I found myself with a serious case of cognitive dissonance. On paper, Silicon Graphics looked great, but in my gut it was a company in desperate straits. I went with my gut, and to Fortune's credit, the magazine backed me. CGI raised holy hell over the article when it appeared -- but subsequent events proved me right.
The same thing happened at Hewlett-Packard. In some very controversial editorials in The Wall Street Journal, I predicted that Carly Fiorina's stewardship of HP would be an unmitigated disaster, and would destroy the world's greatest company. Obviously, Fortune, Forbes and most of the rest of the business press didn't agree -- and all I managed to do was make myself persona non-gratis at HP. But, as this week's news shows, my instincts were correct. [As an aside: If the first words out of the mouth of Carly's replacement aren't "The HP Way is back", the board should fire him, too.]
That brings us to Microsoft. The other day I had lunch with the CEO of a mid-sized semiconductor equipment manufacturer. SEMs are the forgotten folks of the digital revolution. As the people who make the machines that make the chips that make the electronic products that run the world, they are at the absolute top of the electronics food chain. They typically know about what's coming in the electronics world earlier than anybody else. But their products are so arcane -- who cares about automated wafer steppers? -- the press almost never talks to them.
In the course of the conversation we talked about the coming Intel-Samsung war, the beginnings of a slowdown in the SEM business (presaging a chip turndown next year), and the sad fate of HP. It was in the middle of all this that a notion suddenly appeared in my mind: Microsoft is dying.
Why the sudden thought? Perhaps it was talking about HP; maybe it was the fact we WEREN'T talking about Microsoft (which would have monopolized our conversation a few years ago), or perhaps it was just my instincts were finally putting diverse bits of information together into a single conclusion.

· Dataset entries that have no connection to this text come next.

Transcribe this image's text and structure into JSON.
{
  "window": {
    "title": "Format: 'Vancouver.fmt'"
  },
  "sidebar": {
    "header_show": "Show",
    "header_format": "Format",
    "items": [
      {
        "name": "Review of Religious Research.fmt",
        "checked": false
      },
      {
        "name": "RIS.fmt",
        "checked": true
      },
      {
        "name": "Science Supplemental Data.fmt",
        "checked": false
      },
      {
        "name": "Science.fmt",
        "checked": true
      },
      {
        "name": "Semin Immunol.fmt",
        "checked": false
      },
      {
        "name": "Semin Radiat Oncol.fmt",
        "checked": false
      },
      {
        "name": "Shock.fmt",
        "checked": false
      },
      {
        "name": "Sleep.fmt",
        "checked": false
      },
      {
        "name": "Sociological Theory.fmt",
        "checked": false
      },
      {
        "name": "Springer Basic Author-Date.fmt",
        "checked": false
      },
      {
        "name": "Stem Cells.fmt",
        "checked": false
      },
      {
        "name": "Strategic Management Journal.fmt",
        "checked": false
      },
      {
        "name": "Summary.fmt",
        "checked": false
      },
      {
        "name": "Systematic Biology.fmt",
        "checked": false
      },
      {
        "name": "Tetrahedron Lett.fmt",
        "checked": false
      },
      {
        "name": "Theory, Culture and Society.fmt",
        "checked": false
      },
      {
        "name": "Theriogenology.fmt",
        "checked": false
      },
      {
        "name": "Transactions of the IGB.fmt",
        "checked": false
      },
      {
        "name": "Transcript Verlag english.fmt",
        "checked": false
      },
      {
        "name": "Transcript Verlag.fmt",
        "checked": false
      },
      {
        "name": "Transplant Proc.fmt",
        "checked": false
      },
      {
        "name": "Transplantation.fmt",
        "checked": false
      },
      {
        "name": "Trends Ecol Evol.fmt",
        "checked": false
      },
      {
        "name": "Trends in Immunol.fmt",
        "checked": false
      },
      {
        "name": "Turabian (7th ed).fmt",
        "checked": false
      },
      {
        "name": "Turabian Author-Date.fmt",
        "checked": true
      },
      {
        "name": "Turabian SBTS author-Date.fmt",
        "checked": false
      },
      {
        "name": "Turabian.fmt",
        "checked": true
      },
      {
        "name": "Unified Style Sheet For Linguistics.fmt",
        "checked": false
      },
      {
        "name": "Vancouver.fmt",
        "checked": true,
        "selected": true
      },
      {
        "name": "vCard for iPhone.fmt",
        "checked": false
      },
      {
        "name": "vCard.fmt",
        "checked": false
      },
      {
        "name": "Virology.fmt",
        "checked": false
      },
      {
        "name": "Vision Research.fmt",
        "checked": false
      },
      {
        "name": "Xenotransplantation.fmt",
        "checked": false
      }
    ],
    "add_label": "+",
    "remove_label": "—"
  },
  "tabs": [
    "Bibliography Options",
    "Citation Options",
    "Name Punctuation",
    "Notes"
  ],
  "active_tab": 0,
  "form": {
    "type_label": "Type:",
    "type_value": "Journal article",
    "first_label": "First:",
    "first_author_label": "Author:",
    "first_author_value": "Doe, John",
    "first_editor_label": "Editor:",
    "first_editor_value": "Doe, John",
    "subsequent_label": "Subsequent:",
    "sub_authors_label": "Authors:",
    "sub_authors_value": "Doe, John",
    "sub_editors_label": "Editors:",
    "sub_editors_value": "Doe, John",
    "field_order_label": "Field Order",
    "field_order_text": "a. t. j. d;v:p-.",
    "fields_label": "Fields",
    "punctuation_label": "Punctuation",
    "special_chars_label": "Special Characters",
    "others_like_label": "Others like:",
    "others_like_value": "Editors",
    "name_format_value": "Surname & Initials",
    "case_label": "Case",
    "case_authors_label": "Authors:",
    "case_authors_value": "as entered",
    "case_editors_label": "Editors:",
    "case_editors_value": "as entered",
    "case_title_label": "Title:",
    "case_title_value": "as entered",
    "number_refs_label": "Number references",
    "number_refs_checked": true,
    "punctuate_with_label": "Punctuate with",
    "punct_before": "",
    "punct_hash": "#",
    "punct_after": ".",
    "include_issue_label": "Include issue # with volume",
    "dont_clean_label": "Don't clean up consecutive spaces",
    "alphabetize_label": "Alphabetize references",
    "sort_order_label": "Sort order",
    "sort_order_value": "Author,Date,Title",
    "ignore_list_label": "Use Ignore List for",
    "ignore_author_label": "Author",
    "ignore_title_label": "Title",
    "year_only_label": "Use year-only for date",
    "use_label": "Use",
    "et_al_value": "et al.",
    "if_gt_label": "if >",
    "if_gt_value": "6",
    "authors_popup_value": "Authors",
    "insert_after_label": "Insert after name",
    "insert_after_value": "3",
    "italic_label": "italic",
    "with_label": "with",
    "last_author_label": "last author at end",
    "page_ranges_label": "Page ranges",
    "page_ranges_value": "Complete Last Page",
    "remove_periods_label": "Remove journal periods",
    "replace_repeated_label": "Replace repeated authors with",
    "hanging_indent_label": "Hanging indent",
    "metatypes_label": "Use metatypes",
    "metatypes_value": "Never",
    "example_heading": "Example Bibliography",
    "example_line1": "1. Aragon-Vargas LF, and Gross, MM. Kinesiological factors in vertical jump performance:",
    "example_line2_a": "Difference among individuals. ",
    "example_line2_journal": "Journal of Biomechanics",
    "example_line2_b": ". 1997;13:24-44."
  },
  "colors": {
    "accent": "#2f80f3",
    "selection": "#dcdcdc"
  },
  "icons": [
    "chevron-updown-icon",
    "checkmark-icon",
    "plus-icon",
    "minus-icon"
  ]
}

Great, healthy companies not only dominate the market, but share of mind. Look at Apple these days. But when was the last time you thought about Microsoft, except in frustration or anger? The company just announced a powerful new search engine, designed to take on Google -- but did anybody notice? Meanwhile, open systems world -- created largely in response to Microsoft's heavy-handed hegemony -- is slowly carving away market share from Gates & Co.: Linux and Firefox hold the world's imagination these days, not Windows and Explorer. The only thing Microsoft seems busy at these days is patching and plugging holes.
Speaking of Gates: if you remember, he was supposed to be going back into the lab to recreate the old MS alchemy. But lately it seems -- statesmanship being the final refuge of the successful entrepreneur -- that he's been devoting more time to philanthropy than capitalism. And though Steve Ballmer is legendary for his sound and fury, these days his leadership seems to be signifying nothing.